As tech companies prepare for the holiday season retail wars, touting products with cutting-edge technologies, a costly war is unfolding in corporate America: a war for patents and, more importantly, an arms race to seek protection from frivolous patent-infringement lawsuits.
Because of weaknesses in our patent system, companies have started using patents strategically, threatening litigation to block competitors’ sales and stall the development of new products. These lawsuits cost millions to fend off — increasing costs of devices to consumers and dampening innovation. And the only way to fend off these suits is to wield a significant patent portfolio of one’s own, thereby creating the ability to threaten a return volley of infringement suits.
The result: a modern Cold War, in which only the threat of equally damaging retaliation can dissuade a patent aggressor from deploying its most destructive IP weapons. Winston Churchill’s famous comment that “the only direct measure of defense upon a great scale is the certainty of being able to inflict simultaneously upon the enemy as great damage as he can inflict” is as applicable to the mobile patent wars as it was to global politics in the latter half of the 20th century.
Patent Arms Race
The patent arms race is quickly coming to a head. In 2010, Novell announced it was being acquired by IT management vendor called Attachment. Curiously, Attachment would not be purchasing Novell’s vast patent portfolio.
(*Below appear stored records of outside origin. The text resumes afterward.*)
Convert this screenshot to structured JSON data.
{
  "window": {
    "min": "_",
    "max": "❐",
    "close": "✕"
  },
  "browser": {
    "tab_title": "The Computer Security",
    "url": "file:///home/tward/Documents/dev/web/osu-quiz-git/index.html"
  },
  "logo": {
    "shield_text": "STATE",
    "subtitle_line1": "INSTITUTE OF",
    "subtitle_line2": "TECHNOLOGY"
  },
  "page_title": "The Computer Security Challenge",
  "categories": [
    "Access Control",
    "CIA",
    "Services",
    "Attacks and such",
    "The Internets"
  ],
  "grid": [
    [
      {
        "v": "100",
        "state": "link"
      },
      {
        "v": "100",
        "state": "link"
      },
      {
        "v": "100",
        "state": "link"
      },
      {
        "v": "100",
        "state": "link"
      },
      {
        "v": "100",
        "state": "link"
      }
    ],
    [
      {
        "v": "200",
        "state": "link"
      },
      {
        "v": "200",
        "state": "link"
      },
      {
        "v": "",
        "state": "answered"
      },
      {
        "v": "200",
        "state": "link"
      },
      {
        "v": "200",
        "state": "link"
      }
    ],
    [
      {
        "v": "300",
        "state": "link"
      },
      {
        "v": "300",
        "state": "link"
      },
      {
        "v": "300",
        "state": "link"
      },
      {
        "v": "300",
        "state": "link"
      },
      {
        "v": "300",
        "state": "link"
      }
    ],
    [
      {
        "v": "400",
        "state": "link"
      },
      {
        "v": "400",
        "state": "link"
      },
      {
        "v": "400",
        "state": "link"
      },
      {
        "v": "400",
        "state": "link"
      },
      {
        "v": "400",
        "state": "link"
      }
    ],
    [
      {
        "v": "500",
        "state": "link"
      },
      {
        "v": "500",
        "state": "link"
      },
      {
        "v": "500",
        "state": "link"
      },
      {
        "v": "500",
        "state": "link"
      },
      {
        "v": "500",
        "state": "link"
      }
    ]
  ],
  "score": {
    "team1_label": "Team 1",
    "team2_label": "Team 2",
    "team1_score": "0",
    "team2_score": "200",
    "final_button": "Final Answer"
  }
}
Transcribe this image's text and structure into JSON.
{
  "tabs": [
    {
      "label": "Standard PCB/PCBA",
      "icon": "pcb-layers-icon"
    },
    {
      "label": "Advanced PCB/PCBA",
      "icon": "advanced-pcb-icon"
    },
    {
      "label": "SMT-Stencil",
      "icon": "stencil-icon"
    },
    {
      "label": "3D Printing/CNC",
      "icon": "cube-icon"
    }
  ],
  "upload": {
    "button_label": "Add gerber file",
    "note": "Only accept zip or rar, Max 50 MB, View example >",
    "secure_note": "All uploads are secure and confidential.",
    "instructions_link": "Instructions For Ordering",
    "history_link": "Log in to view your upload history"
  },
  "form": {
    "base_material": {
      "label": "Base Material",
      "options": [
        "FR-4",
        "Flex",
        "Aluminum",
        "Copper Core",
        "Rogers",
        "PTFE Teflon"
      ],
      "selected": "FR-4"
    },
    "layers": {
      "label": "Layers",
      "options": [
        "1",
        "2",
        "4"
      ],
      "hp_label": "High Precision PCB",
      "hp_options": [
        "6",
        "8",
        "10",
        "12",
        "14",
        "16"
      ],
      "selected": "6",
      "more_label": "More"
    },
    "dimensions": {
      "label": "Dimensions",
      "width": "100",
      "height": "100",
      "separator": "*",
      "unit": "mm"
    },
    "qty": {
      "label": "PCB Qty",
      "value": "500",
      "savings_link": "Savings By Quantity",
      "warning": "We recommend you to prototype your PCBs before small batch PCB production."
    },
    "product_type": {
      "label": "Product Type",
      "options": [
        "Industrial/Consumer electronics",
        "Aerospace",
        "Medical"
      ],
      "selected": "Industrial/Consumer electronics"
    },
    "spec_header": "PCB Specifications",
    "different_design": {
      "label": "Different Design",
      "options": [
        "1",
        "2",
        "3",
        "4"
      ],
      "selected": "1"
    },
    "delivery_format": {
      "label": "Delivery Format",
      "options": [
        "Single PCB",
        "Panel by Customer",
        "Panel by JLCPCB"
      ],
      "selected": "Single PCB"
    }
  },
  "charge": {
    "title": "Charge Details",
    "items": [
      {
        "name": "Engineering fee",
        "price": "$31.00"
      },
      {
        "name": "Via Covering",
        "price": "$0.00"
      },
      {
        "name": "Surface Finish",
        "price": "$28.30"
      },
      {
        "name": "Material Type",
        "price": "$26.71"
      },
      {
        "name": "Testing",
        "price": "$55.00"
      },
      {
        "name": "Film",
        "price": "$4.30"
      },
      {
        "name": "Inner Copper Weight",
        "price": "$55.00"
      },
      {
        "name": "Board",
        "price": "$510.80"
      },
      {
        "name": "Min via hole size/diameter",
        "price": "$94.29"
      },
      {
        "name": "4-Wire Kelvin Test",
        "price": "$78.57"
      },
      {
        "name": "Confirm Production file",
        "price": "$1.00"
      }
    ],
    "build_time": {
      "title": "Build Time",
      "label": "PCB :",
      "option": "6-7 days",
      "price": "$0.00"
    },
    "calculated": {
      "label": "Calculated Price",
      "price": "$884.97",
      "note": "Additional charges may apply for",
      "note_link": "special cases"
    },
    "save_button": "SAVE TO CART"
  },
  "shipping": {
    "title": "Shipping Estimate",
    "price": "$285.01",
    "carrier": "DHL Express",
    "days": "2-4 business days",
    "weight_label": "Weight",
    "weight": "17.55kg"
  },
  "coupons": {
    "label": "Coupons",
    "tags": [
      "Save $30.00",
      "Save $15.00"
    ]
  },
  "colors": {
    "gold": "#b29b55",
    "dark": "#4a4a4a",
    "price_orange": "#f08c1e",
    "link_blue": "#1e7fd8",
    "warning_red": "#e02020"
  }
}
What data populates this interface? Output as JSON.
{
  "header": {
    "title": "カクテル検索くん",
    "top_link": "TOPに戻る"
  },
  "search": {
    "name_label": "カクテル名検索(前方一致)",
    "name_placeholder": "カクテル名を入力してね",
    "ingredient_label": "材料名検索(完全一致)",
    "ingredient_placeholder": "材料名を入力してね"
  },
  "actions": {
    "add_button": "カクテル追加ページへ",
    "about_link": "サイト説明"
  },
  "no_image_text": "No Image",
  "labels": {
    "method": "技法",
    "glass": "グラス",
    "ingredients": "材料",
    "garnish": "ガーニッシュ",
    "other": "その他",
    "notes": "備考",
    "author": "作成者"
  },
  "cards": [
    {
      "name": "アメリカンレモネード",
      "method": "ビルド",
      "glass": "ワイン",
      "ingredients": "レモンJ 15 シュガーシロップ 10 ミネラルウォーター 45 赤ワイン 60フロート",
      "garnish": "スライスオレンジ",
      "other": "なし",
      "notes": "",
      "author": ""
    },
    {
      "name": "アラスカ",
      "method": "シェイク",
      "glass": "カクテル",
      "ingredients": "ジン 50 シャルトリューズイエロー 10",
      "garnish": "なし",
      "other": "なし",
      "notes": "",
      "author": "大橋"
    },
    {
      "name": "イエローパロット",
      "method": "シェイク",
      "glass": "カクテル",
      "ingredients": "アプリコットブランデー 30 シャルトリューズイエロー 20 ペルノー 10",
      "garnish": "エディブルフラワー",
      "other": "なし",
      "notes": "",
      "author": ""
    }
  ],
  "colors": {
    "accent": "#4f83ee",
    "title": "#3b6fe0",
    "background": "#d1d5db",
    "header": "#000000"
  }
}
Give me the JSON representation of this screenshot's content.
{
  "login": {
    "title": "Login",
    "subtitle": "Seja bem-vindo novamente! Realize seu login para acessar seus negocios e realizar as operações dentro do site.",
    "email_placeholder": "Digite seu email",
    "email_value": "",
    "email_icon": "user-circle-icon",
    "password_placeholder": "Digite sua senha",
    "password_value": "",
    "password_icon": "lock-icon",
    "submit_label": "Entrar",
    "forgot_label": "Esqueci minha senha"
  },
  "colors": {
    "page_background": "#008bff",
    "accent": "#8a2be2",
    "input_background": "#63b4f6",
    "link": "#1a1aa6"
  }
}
Rather, Novell’s 882 patents, many of which relate to free and open-source software, were sold to an unknown entity called CPTN Holdings LLC, which turned out to be a consortium of technology companies comprising Microsoft, Apple, Oracle and EMC.
The U.S. Department of Justice reviewed this transaction and eventually added conditions to the deal, requiring CPTN Holdings LLC and its owners to change their original agreements to address the department’s antitrust concerns. The department said that, as originally proposed, the deal would jeopardize open-source software innovation in a variety of areas, including mobile operating systems.
These conditions did not deter Microsoft and others from acquiring even more patents. For instance, in the battle to purchase the patent assets of Nortel, a Canadian technology company in bankruptcy, Google’s initial $900 million bid was dwarfed by an unknown, dark horse bidder with a $4.5 billion dollar offer: Rockstar Bidco.
When the blinds were lifted, it turned out that Rockstar Bidco was made of up of all the largest makers of smartphone operating systems, except Google: namely Apple, Microsoft and Research in Motion — plus a few others. Based on their history of patent aggression, it is no stretch to believe that these firms clearly intend to use the Nortel portfolio to handicap Google’s Android operating system and tax Google’s efforts to innovate in the mobile technology space.
In partial response to the acquisition of the Nortel portfolio by its already patent-rich competitors, Google announced plans in August to buy Motorola Mobility (MMI), which owns, among other things, some 17,000 patents. While the Department of Justice is currently reviewing the transaction, it’s clear that this deal will provide a potential deterrent against frivolous patent infringement lawsuits, help create patent balance amongst major smartphone players, and therefore promote competition and innovation on the merits. The fact that other Android-device manufacturers publicly support this deal shows the importance to consumers of patent balance in the mobile space.
It seems the only solution to these IP battles is to embrace the Cold War mentality and permit the IP equivalent of mutually assured destruction. Importantly, Google’s acquisition of MMI is very different from Rockstar Bidco’s purchase of Nortel’s patents because Google is a single firm fighting to establish its own defensive position, whereas Rockstar Bidco is a cadre of competitors aiming to prevent others from effectively competing with them. As such, regulators should allow Google to complete its acquisition of MMI immediately and they should continue to allow companies to engage in defensive patent acquisitions.
At the same time, to allow a cadre of companies to combine their efforts and target one standout competitor serves no procompetitive function. In fact, this can only accelerate the arms race, and distract the industry from competing on the merits. Regulators should remain vigilant for coordinated actions by companies — such as Rockstar Bidco’s acquisition of Nortel’s patents — aiming to damage another competitor.
We have to remember why we are having this debate. The companies involved are among the most creative and productive companies in America. We want them to continue innovating. We want them to continue competing with one another rather than engaging in patent aggression, which ultimately harms consumers by raising prices and reducing choice. We should not forget that it is innovation and competition which leads to the development of the very products we hope to receive as a gift this holiday season.